Milner has always been grounded, but he also has reasons to know not to take anything for granted. He had played more than 350 games in his career before getting his hands on silverware for the first time. He is out of contract in the summer and as much as Jurgen Klopp wants to keep him, nothing is certain.

It bodes well, at least, that his powers hardly diminish. With a rotation required after 120 minutes at Wembley, he is likely to start at Southampton on Tuesday. He was named man of the match the last time he started a game at Newcastle. He exerted influence as a substitute against Chelsea, crossing when Andy Robertson hit the post, catching to release the overlapping Alexander-Arnold and characteristically matter-of-factly converting Liverpool’s first penalty in a shoot-out.

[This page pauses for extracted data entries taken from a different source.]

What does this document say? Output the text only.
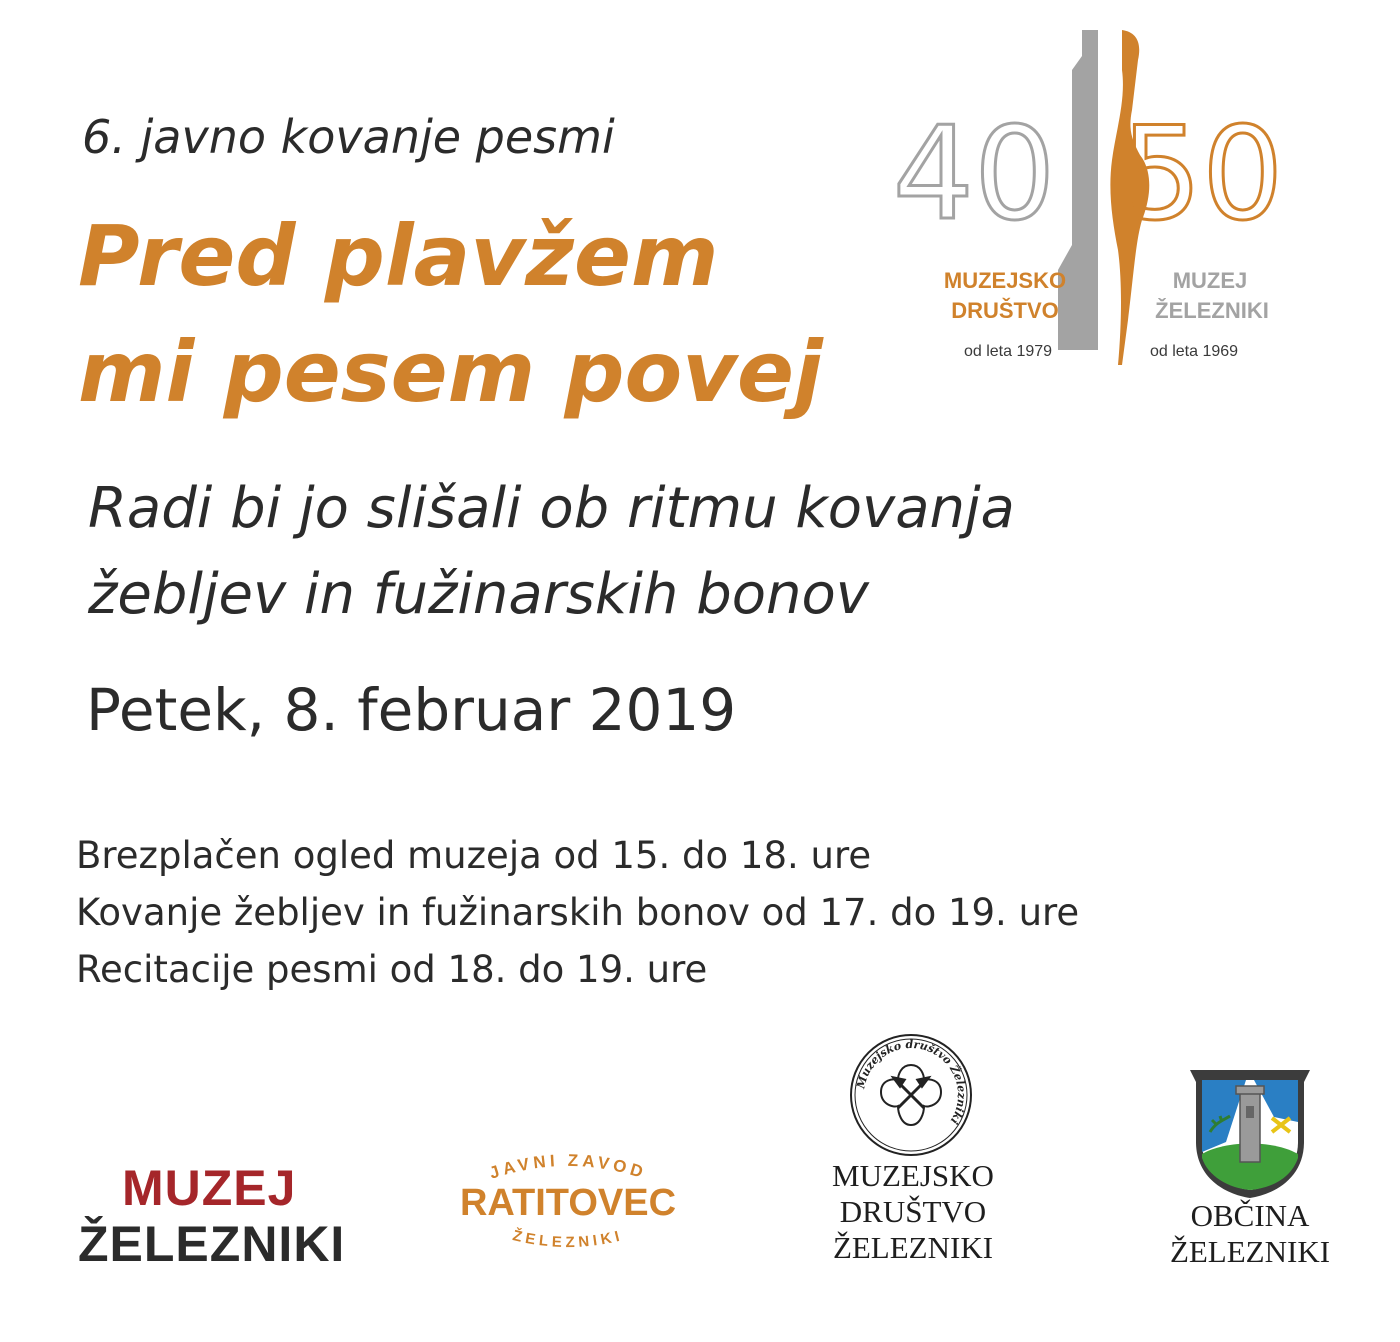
6. javno kovanje pesmi
Pred plavžem
mi pesem povej
Radi bi jo slišali ob ritmu kovanja
žebljev in fužinarskih bonov
Petek, 8. februar 2019
Brezplačen ogled muzeja od 15. do 18. ure
Kovanje žebljev in fužinarskih bonov od 17. do 19. ure
Recitacije pesmi od 18. do 19. ure
40 50
MUZEJSKO
DRUŠTVO
od leta 1979
MUZEJ
ŽELEZNIKI
od leta 1969
MUZEJ
ŽELEZNIKI
JAVNI ZAVOD
RATITOVEC
ŽELEZNIKI
Muzejsko društvo Železniki
MUZEJSKO
DRUŠTVO
ŽELEZNIKI
OBČINA
ŽELEZNIKI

And yet, when Kostas Tsimikas scored the winning penalty, Milner wasn’t looking. Not because he couldn’t, but because he didn’t want to. He had turned to the other end. “I wanted to see the reaction of our fans,” he explained. “I had faith in Kostas, I know he has a wand from a left foot. Of course you’re nervous because you know it could probably be over, but how often do you play at Wembley and experience that? It was wonderful. You see how everyone is experiencing what you are feeling; Relief, joy, everything.”

Milner tried to reabsorb it at Wembley. “It’s a special group of players and a special group of people to share those things with in the dressing room after the game. I went to the dressing room afterwards and all the guys are right on the phone. I thought, ‘We just won the FA Cup!’ You have to process 40-50 messages; It’s great to see the families, the kids with the medals around their necks. It is something very special.”

He is known to be a teetotaler and joked that he could celebrate Liverpool’s 2018 Champions League semi-final win over Roma with a Ribena. This time, he said his drink of choice was a Coke — “Full-Fat because Diet Coke’s worse for you,” he reasoned — before walking away. “With three games left, it’s worth going on if you’re on one foot,” he argued. Liverpool may be able to do without Mohamed Salah and Fabinho, but Liverpool have a can-do attitude. “If you go back to Barcelona, ​​that famous night [in 2019], look at the players who were missing back then. That shows a great mentality in the squad,” he said.

It was necessary against Chelsea. It will be again. “You’re very lucky to play in a final, you’re lucky to even be a footballer, play in the final and win 10 medals,” he said. “If you had said that at the beginning of my career, I would have taken it.” But 10 could become 12 on consecutive weekends. Everyone seems to mean more. “Yeah, it does because you don’t know how long is left, do you?” he asked. His career has long since gone into overtime, but Milner has won more in the last three years than the previous 17. There may be more to come.